A New Project
April Capil
MBA, CSPO/CSM, Cloud Computing Fan (??Diamond League in Google Cloud Skills Boost) and Data-Driving Product Manager
When someone finds out I've written a book, they're usually complimentary. "Wow!" they'll say, "That's so cool!"
When they find out I've written ten, they want to know how. And sometimes... why.
As I tell them about Amazon's self-publishing platform and alternatives like IngramSpark and Smashwords, and the decade-long journey it took me to churn out titles in multiple formats and genres, I can see the ideas they have about how hard it is to "break into" the literary world fall away. Something in their synapses starts to crumble as they realize, if someone can write and publish ten books, there is no breaking in anymore.
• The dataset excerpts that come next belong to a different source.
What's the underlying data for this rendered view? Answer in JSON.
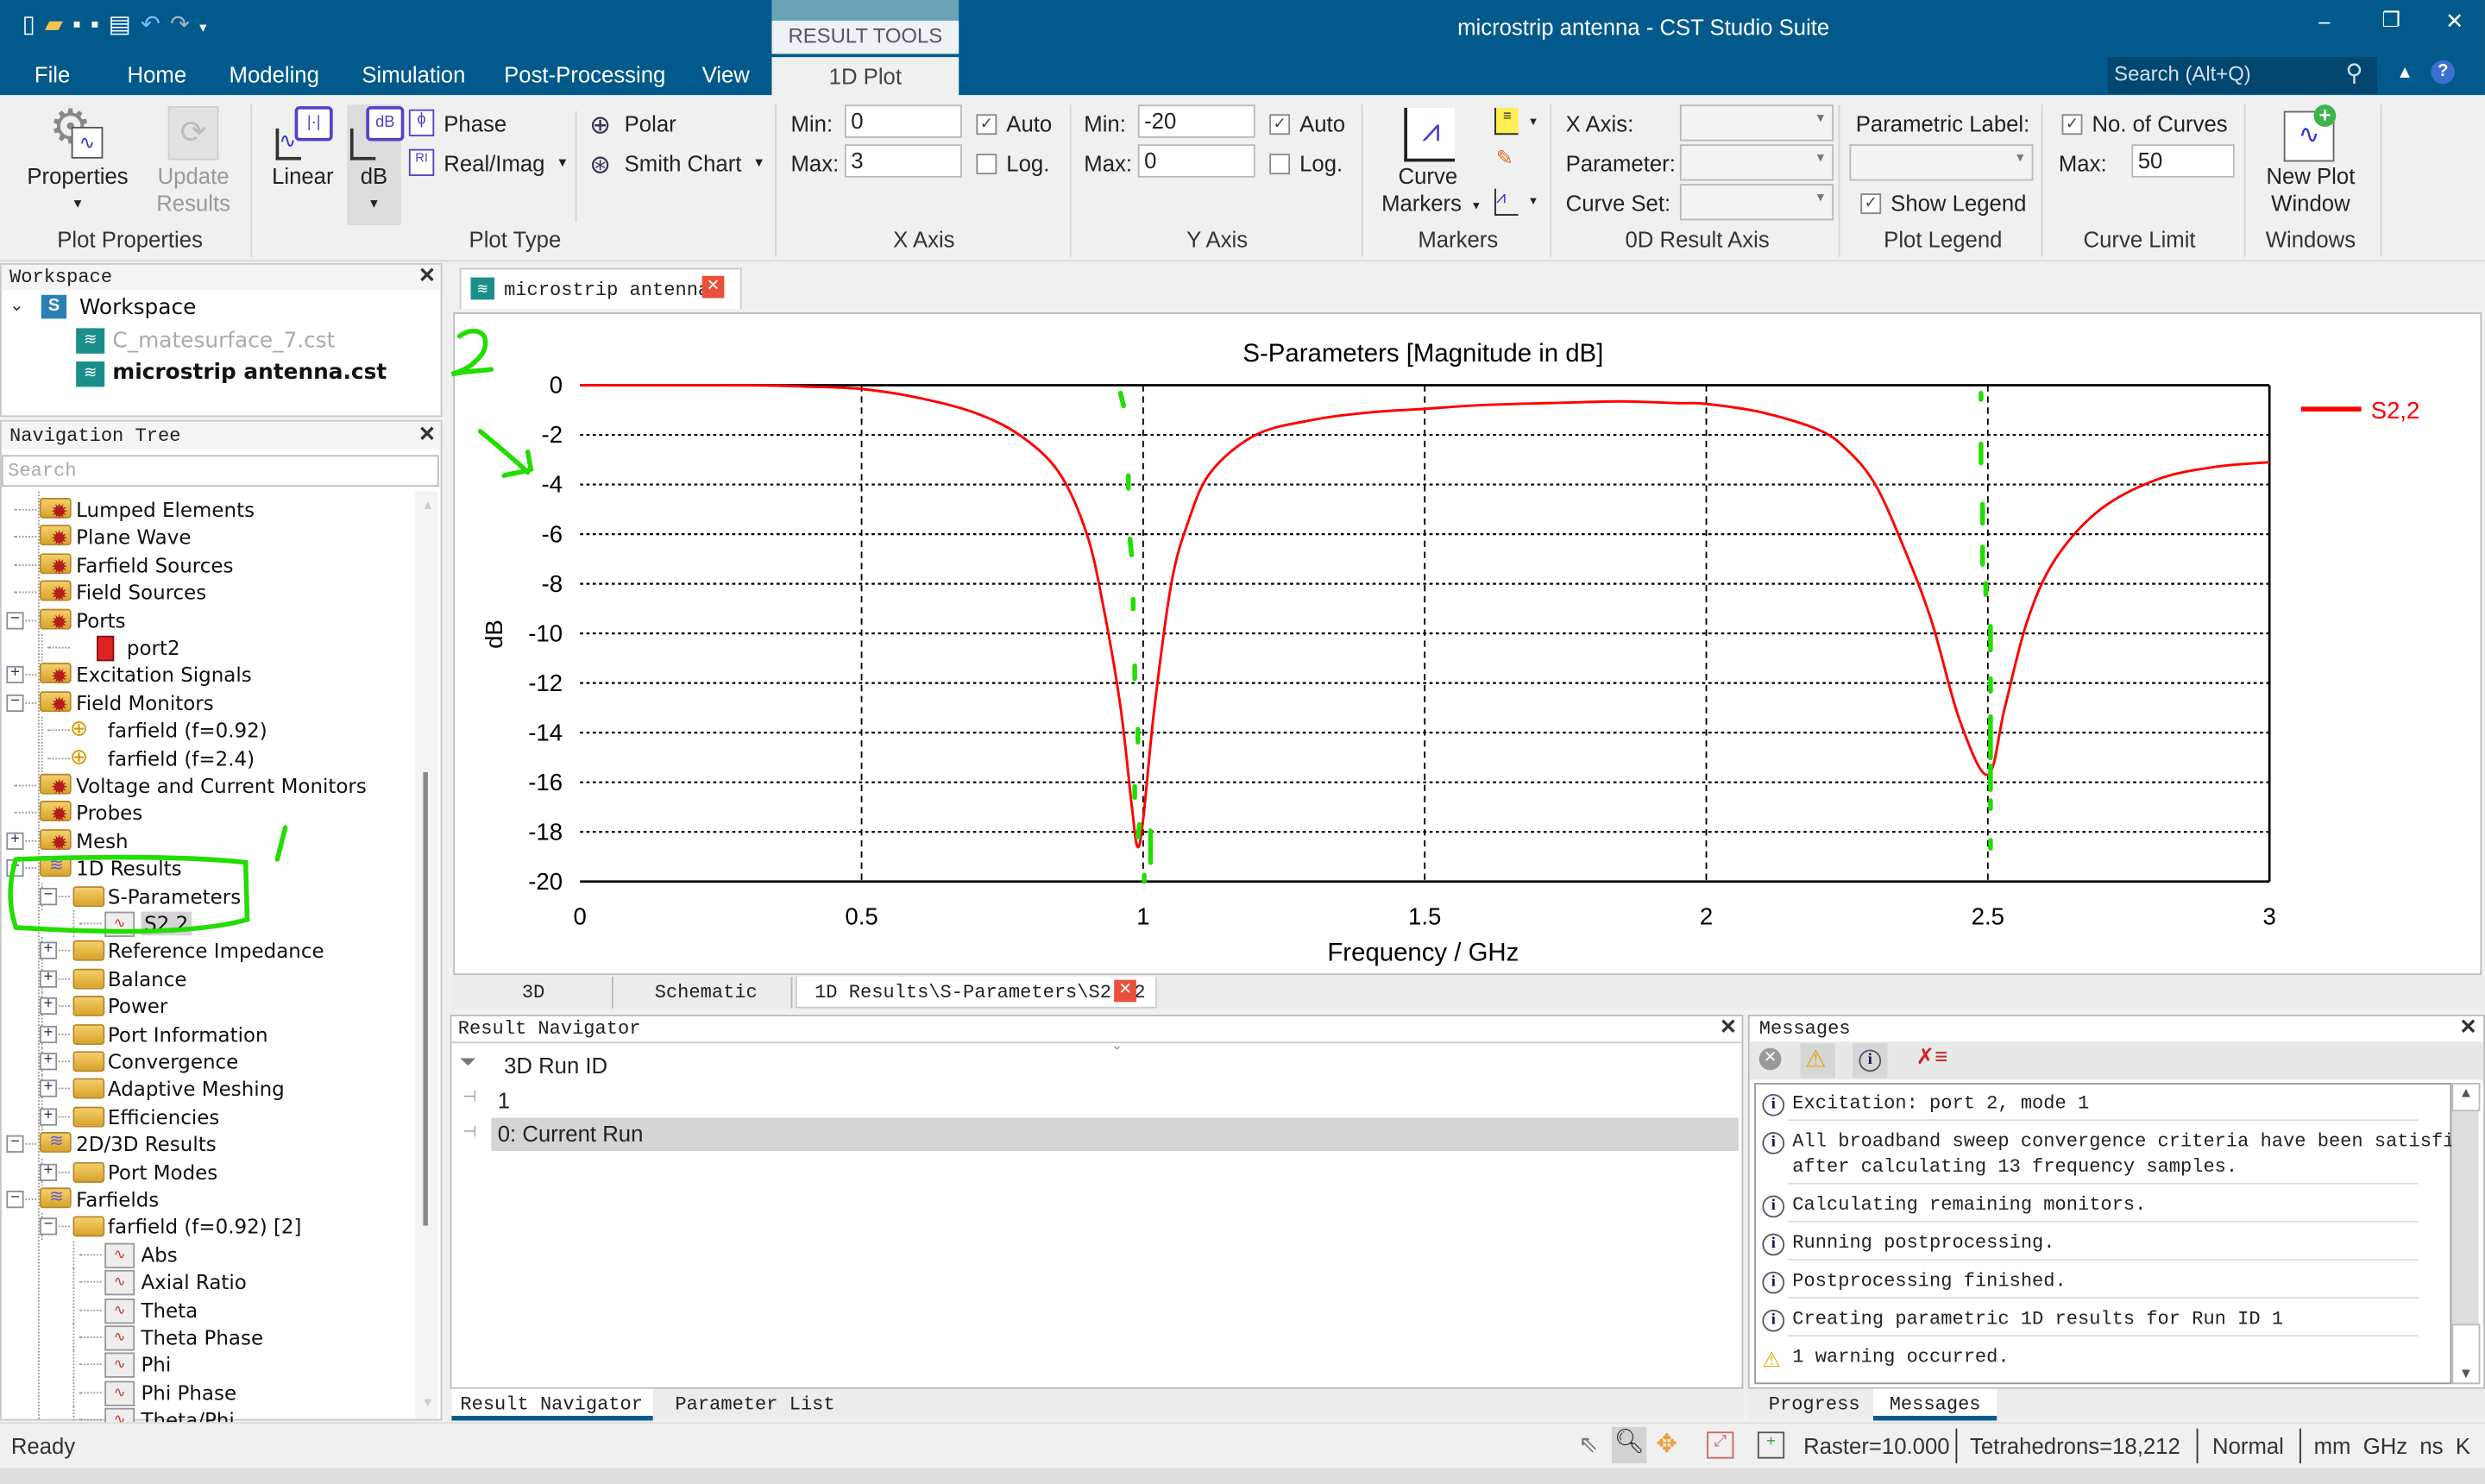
{
  "window": {
    "title": "microstrip antenna - CST Studio Suite",
    "search_placeholder": "Search (Alt+Q)"
  },
  "menu_tabs": [
    "File",
    "Home",
    "Modeling",
    "Simulation",
    "Post-Processing",
    "View"
  ],
  "context_tab": {
    "group": "RESULT TOOLS",
    "tab": "1D Plot"
  },
  "ribbon": {
    "plot_properties": {
      "properties": "Properties",
      "update_1": "Update",
      "update_2": "Results",
      "group": "Plot Properties"
    },
    "plot_type": {
      "linear": "Linear",
      "db": "dB",
      "phase": "Phase",
      "real_imag": "Real/Imag",
      "polar": "Polar",
      "smith": "Smith Chart",
      "group": "Plot Type"
    },
    "x_axis": {
      "min_label": "Min:",
      "min": "0",
      "max_label": "Max:",
      "max": "3",
      "auto": "Auto",
      "auto_checked": true,
      "log": "Log.",
      "log_checked": false,
      "group": "X Axis"
    },
    "y_axis": {
      "min_label": "Min:",
      "min": "-20",
      "max_label": "Max:",
      "max": "0",
      "auto": "Auto",
      "auto_checked": true,
      "log": "Log.",
      "log_checked": false,
      "group": "Y Axis"
    },
    "markers": {
      "curve_1": "Curve",
      "curve_2": "Markers",
      "group": "Markers"
    },
    "od_axis": {
      "x_axis": "X Axis:",
      "parameter": "Parameter:",
      "curve_set": "Curve Set:",
      "group": "0D Result Axis"
    },
    "plot_legend": {
      "parametric_label": "Parametric Label:",
      "show_legend": "Show Legend",
      "show_legend_checked": true,
      "group": "Plot Legend"
    },
    "curve_limit": {
      "no_of_curves": "No. of Curves",
      "checked": true,
      "max_label": "Max:",
      "max": "50",
      "group": "Curve Limit"
    },
    "windows": {
      "new_1": "New Plot",
      "new_2": "Window",
      "group": "Windows"
    }
  },
  "workspace": {
    "header": "Workspace",
    "root": "Workspace",
    "files": [
      {
        "name": "C_matesurface_7.cst",
        "active": false
      },
      {
        "name": "microstrip antenna.cst",
        "active": true
      }
    ]
  },
  "nav_tree": {
    "header": "Navigation Tree",
    "search_placeholder": "Search",
    "items": [
      {
        "label": "Lumped Elements",
        "level": 0,
        "icon": "gear-folder"
      },
      {
        "label": "Plane Wave",
        "level": 0,
        "icon": "gear-folder"
      },
      {
        "label": "Farfield Sources",
        "level": 0,
        "icon": "gear-folder"
      },
      {
        "label": "Field Sources",
        "level": 0,
        "icon": "gear-folder"
      },
      {
        "label": "Ports",
        "level": 0,
        "icon": "gear-folder",
        "expander": "-"
      },
      {
        "label": "port2",
        "level": 1,
        "icon": "port"
      },
      {
        "label": "Excitation Signals",
        "level": 0,
        "icon": "gear-folder",
        "expander": "+"
      },
      {
        "label": "Field Monitors",
        "level": 0,
        "icon": "gear-folder",
        "expander": "-"
      },
      {
        "label": "farfield (f=0.92)",
        "level": 1,
        "icon": "farfield-monitor"
      },
      {
        "label": "farfield (f=2.4)",
        "level": 1,
        "icon": "farfield-monitor"
      },
      {
        "label": "Voltage and Current Monitors",
        "level": 0,
        "icon": "gear-folder"
      },
      {
        "label": "Probes",
        "level": 0,
        "icon": "gear-folder"
      },
      {
        "label": "Mesh",
        "level": 0,
        "icon": "gear-folder",
        "expander": "+"
      },
      {
        "label": "1D Results",
        "level": 0,
        "icon": "results-folder",
        "expander": "-"
      },
      {
        "label": "S-Parameters",
        "level": 1,
        "icon": "folder",
        "expander": "-"
      },
      {
        "label": "S2,2",
        "level": 2,
        "icon": "curve",
        "selected": true
      },
      {
        "label": "Reference Impedance",
        "level": 1,
        "icon": "folder",
        "expander": "+"
      },
      {
        "label": "Balance",
        "level": 1,
        "icon": "folder",
        "expander": "+"
      },
      {
        "label": "Power",
        "level": 1,
        "icon": "folder",
        "expander": "+"
      },
      {
        "label": "Port Information",
        "level": 1,
        "icon": "folder",
        "expander": "+"
      },
      {
        "label": "Convergence",
        "level": 1,
        "icon": "folder",
        "expander": "+"
      },
      {
        "label": "Adaptive Meshing",
        "level": 1,
        "icon": "folder",
        "expander": "+"
      },
      {
        "label": "Efficiencies",
        "level": 1,
        "icon": "folder",
        "expander": "+"
      },
      {
        "label": "2D/3D Results",
        "level": 0,
        "icon": "results-folder",
        "expander": "-"
      },
      {
        "label": "Port Modes",
        "level": 1,
        "icon": "folder",
        "expander": "+"
      },
      {
        "label": "Farfields",
        "level": 0,
        "icon": "results-folder",
        "expander": "-"
      },
      {
        "label": "farfield (f=0.92) [2]",
        "level": 1,
        "icon": "folder",
        "expander": "-"
      },
      {
        "label": "Abs",
        "level": 2,
        "icon": "curve"
      },
      {
        "label": "Axial Ratio",
        "level": 2,
        "icon": "curve"
      },
      {
        "label": "Theta",
        "level": 2,
        "icon": "curve"
      },
      {
        "label": "Theta Phase",
        "level": 2,
        "icon": "curve"
      },
      {
        "label": "Phi",
        "level": 2,
        "icon": "curve"
      },
      {
        "label": "Phi Phase",
        "level": 2,
        "icon": "curve"
      },
      {
        "label": "Theta/Phi",
        "level": 2,
        "icon": "curve"
      }
    ]
  },
  "doc_tab": {
    "label": "microstrip antenna"
  },
  "view_tabs": [
    {
      "label": "3D",
      "active": false
    },
    {
      "label": "Schematic",
      "active": false
    },
    {
      "label": "1D Results\\S-Parameters\\S2, 2",
      "active": true
    }
  ],
  "chart_data": {
    "type": "line",
    "title": "S-Parameters [Magnitude in dB]",
    "xlabel": "Frequency / GHz",
    "ylabel": "dB",
    "xlim": [
      0,
      3
    ],
    "ylim": [
      -20,
      0
    ],
    "x_ticks": [
      "0",
      "0.5",
      "1",
      "1.5",
      "2",
      "2.5",
      "3"
    ],
    "y_ticks": [
      "0",
      "-2",
      "-4",
      "-6",
      "-8",
      "-10",
      "-12",
      "-14",
      "-16",
      "-18",
      "-20"
    ],
    "grid": true,
    "legend_position": "right",
    "series": [
      {
        "name": "S2,2",
        "color": "#ff0000",
        "x": [
          0,
          0.3,
          0.4,
          0.5,
          0.6,
          0.7,
          0.78,
          0.85,
          0.9,
          0.93,
          0.96,
          0.98,
          0.99,
          1.0,
          1.02,
          1.05,
          1.08,
          1.12,
          1.2,
          1.3,
          1.4,
          1.5,
          1.6,
          1.75,
          1.85,
          1.95,
          2.0,
          2.1,
          2.2,
          2.25,
          2.3,
          2.35,
          2.4,
          2.45,
          2.5,
          2.53,
          2.57,
          2.62,
          2.7,
          2.8,
          2.9,
          3.0
        ],
        "y": [
          0,
          0,
          -0.05,
          -0.15,
          -0.5,
          -1.1,
          -2,
          -3.5,
          -6,
          -9,
          -13,
          -17,
          -18.6,
          -17.5,
          -13,
          -8,
          -5.5,
          -3.5,
          -2,
          -1.4,
          -1.1,
          -0.95,
          -0.8,
          -0.7,
          -0.65,
          -0.72,
          -0.75,
          -1.1,
          -1.8,
          -2.6,
          -4,
          -6.5,
          -9.5,
          -13.5,
          -15.7,
          -13,
          -9.5,
          -7,
          -5,
          -3.8,
          -3.3,
          -3.1
        ]
      }
    ]
  },
  "result_navigator": {
    "header": "Result Navigator",
    "column": "3D Run ID",
    "rows": [
      "1",
      "0: Current Run"
    ],
    "tabs": [
      "Result Navigator",
      "Parameter List"
    ]
  },
  "messages": {
    "header": "Messages",
    "items": [
      {
        "type": "info",
        "text": "Excitation: port 2, mode 1"
      },
      {
        "type": "info",
        "text": "All broadband sweep convergence criteria have been satisfied",
        "text2": "after calculating 13 frequency samples."
      },
      {
        "type": "info",
        "text": "Calculating remaining monitors."
      },
      {
        "type": "info",
        "text": "Running postprocessing."
      },
      {
        "type": "info",
        "text": "Postprocessing finished."
      },
      {
        "type": "info",
        "text": "Creating parametric 1D results for Run ID 1"
      },
      {
        "type": "warning",
        "text": "1 warning occurred."
      }
    ],
    "tabs": [
      "Progress",
      "Messages"
    ]
  },
  "status_bar": {
    "state": "Ready",
    "raster": "Raster=10.000",
    "tetrahedrons": "Tetrahedrons=18,212",
    "mode": "Normal",
    "units": "mm  GHz  ns  K"
  },
  "annotation_color": "#22dd00"
}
Now, to be fair, there are significant challenges to visibility in an increasingly saturated market, but the obstacles of process and access have effectively been eliminated. People with something to say don't need an Ivy League degree or a television station to have a platform. In 2024, if you have a computer and internet connection, you can not only learn how to publish a book or host a show - once you've learned how, you can actually do it. As Thomas Friedman put it in his book Thank You for Being Late, "Anyone with a smartphone can be the author of their own narrative to a global audience."
So why write a book? Or host a podcast, or start a YouTube Channel? Why create any kind of art? Why, immortality, of course. If you don't have (or can't have or don't trust yourself to be able to safely raise) children, it's the easiest way to leave something of yourself behind. Because, let's face it, no one gets out of here alive. The only thing worse than death? Being forgotten.
I think that artists digitize ourselves in an attempt to outsmart the analog nature of death, to replicate our unique experience ad infinitum. We paint or photograph a landscape or person to document how we saw them. We sing a song to capture an emotion - take a snapshot of grief or joy or anger, and trap it, like a firefly in a bottle. It is a skill I repeat a dozen times in a single day, as if I'm transcribing my life into quantum diaries - the taste of a strawberry tart perfected, a note hastily jotted to remember a character's quirk - each piece a slice of myself, frozen in amber. There are a hundred thousand Aprils in the Post-its and apron stains that surround me, each one an attempt to say I was here.
When a friend of mine who speaks all over the world, inspiring and empowering women to be their own health advocates, questioned why she would even want to write a book (as if it was just another piece of marketing material!), I explained that a book is so much more than a press release. It's a piece of you that someone can take with them. A book is a way of enabling your audience to listen to your voice at their leisure, in their time of need, long after they've experienced you live at a conference, I said. When an artist expresses themselves in a work, the work is like a piece of them that's been extracted and made tangible, in another place, to live on separately and (ideally?) indefinitely.
Ozymandian considerations aside, an artist creates by pulling something out of themselves and housing it elsewhere for others to experience. This is what writers, painters, sculptors and even engineers do. They effect a kind of permanence through replicating a piece of themselves - a curated piece, but still - a piece that lives outside of them.
My next technological project - a Custom GPT (because, who isn't creating one these days?), will be an attempt to house what I've learned in something even more exciting than a book or painting or recipe: a chatbot.